I have a question about the kernel max inputs and outputs. The user-guide denotes that the max inputs 128, max outputs 8. But now I have a problem. My program needs 9 outputs. The kernel is defined like this:
float nx, float ny, float nz4,
float dx, float dy, float dz,
float K_Gx_a, float K_Gx_b, float K_Ex_a, float K_Ex_b, float K_Ex_c, float K_Ex_d,
float K_Gy_a, float K_Gy_b, float K_Ey_a, float K_Ey_b, float K_Ey_c, float K_Ey_d,
float K_Gz_a, float K_Gz_b, float K_Ez_a, float K_Ez_b, float K_Ez_c, float K_Ez_d,
float4 HX, float4 HY, float4 HZ,
float4 FX0<>, float4 FY0<>, float4 FZ0<>,
float4 GX0<>, float4 GY0<>, float4 GZ0<>,
float4 EX0<>, float4 EY0<>, float4 EZ0<>,
float4 IND, float K_A, float K_B,
int PT_SOURCE_EX, int PT_SOURCE_EY, int PT_SOURCE_EZ, int N_COORD_PTSOURCE,
out float4 EX<>, out float4 EY<>, out float4 EZ<>,
out float4 FX, out float4 FY<>, out float4 FZ<>, out float4 GX<>, out float4 GY<>, out float4 GZ<>;
Is there any way to sovle the problem? And is there any global memory to be uesd so as that we do not need to put the FX....GX...(those 6 outputs) as outputs but just as global variables? Or any other tips?

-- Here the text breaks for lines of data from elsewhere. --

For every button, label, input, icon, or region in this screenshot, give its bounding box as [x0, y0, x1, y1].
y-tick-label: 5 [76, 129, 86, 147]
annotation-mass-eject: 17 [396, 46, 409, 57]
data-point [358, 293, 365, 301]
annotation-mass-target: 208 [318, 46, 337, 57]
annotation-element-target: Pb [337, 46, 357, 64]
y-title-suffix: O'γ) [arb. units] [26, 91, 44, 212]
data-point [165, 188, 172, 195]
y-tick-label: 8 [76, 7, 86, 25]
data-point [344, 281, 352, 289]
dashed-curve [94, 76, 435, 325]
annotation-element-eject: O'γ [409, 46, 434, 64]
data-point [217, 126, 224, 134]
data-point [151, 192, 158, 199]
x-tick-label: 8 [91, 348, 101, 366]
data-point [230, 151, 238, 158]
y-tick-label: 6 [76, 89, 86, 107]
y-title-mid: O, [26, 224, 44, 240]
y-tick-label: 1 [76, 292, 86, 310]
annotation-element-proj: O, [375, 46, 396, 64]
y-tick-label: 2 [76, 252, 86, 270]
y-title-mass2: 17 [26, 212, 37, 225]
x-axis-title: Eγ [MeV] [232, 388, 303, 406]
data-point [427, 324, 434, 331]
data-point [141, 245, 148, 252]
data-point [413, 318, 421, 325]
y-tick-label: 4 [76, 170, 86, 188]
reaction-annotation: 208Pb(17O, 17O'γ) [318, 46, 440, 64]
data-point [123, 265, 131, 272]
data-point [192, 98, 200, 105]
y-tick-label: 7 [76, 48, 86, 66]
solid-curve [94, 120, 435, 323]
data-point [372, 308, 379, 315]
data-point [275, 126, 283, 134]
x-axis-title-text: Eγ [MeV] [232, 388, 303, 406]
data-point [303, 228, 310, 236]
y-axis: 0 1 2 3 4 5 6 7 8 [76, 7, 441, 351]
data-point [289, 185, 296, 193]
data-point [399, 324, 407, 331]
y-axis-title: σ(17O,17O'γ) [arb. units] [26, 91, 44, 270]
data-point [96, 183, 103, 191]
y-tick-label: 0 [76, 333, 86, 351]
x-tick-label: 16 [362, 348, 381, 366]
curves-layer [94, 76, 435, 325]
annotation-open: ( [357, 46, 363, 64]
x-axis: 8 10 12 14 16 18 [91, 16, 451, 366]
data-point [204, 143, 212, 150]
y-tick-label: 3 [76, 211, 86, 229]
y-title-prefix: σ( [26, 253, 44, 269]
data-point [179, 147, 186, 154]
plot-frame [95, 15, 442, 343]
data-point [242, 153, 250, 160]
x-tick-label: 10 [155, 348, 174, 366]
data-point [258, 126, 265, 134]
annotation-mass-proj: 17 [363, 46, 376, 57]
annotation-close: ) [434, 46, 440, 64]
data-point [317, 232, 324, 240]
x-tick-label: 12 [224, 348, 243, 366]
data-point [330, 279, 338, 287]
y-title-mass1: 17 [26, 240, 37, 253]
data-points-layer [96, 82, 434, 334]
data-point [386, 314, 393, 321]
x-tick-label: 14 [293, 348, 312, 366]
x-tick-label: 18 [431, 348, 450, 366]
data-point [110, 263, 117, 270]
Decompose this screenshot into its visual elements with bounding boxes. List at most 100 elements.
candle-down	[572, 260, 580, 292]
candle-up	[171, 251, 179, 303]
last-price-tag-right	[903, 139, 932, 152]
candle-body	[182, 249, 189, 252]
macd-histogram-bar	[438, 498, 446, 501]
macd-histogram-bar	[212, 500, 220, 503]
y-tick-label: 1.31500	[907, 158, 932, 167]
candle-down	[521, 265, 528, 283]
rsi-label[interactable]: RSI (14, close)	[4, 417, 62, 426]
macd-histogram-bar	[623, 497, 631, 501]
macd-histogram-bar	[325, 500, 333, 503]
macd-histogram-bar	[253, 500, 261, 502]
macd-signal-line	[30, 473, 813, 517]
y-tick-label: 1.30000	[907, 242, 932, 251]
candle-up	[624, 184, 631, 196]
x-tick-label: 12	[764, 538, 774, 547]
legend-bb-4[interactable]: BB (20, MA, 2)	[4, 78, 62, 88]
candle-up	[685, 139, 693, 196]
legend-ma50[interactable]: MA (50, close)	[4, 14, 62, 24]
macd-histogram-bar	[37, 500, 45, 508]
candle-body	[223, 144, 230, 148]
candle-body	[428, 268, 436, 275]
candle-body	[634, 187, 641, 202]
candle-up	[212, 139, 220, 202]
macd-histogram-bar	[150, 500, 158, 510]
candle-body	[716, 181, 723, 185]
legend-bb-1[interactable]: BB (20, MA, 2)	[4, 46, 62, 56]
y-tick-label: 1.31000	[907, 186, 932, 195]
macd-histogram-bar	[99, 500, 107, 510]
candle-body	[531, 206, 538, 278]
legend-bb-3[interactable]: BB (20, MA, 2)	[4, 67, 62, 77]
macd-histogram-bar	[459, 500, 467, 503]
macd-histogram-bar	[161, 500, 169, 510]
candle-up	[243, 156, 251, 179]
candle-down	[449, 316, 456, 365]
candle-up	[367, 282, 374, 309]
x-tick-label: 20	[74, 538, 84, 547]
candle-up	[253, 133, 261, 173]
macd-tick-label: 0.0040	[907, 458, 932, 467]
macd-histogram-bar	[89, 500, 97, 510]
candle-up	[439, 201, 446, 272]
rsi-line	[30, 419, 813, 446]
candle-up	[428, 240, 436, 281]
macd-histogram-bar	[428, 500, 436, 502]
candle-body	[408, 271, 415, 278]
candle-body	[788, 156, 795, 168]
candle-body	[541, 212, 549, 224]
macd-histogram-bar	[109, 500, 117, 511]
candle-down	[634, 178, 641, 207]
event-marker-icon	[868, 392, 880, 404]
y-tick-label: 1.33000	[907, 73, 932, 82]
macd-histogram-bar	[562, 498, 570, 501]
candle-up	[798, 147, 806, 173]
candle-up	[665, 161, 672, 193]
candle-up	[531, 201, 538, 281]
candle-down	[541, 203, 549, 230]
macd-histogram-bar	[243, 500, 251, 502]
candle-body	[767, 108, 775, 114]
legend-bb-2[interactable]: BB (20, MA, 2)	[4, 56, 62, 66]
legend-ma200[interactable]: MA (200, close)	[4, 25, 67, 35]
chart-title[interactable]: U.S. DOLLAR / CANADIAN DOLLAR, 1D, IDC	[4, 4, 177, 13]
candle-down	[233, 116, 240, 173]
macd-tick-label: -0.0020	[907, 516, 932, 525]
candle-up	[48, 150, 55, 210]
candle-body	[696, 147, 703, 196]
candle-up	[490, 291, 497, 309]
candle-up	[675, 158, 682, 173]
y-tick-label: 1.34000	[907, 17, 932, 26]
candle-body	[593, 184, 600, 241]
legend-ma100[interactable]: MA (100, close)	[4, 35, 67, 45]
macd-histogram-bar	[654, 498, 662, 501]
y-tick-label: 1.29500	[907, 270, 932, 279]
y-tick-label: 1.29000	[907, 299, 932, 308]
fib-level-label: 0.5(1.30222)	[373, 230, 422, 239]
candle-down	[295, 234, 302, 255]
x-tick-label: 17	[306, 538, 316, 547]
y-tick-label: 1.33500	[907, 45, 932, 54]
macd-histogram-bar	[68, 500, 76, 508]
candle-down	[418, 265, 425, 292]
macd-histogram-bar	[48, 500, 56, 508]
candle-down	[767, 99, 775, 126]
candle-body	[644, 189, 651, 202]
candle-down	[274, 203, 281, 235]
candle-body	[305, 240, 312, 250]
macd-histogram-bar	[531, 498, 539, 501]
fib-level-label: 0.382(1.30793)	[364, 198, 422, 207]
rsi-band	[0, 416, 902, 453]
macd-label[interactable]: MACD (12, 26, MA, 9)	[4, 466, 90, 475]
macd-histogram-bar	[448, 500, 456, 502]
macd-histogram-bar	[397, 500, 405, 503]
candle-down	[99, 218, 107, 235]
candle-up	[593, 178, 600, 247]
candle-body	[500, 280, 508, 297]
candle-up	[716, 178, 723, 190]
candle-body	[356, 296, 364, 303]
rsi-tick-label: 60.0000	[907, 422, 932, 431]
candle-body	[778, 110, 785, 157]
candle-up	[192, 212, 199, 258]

My card is AMD HD4850 635/1986MHZ
THX for your help!
kernel runs fine even if kernel has more than 8 output streams with some performance overhead.
Brook compiler generates multipass code and runtime handles properly if kernel has more then 8 output streams.
Ex: if kernel has 10 output. than
Compiler generates two kernels. first kerne having 8 outputs and send kernel having 2 outputs but copies the kernel code as it is in both kernels which is a overhead if your kernel doing lot of computation.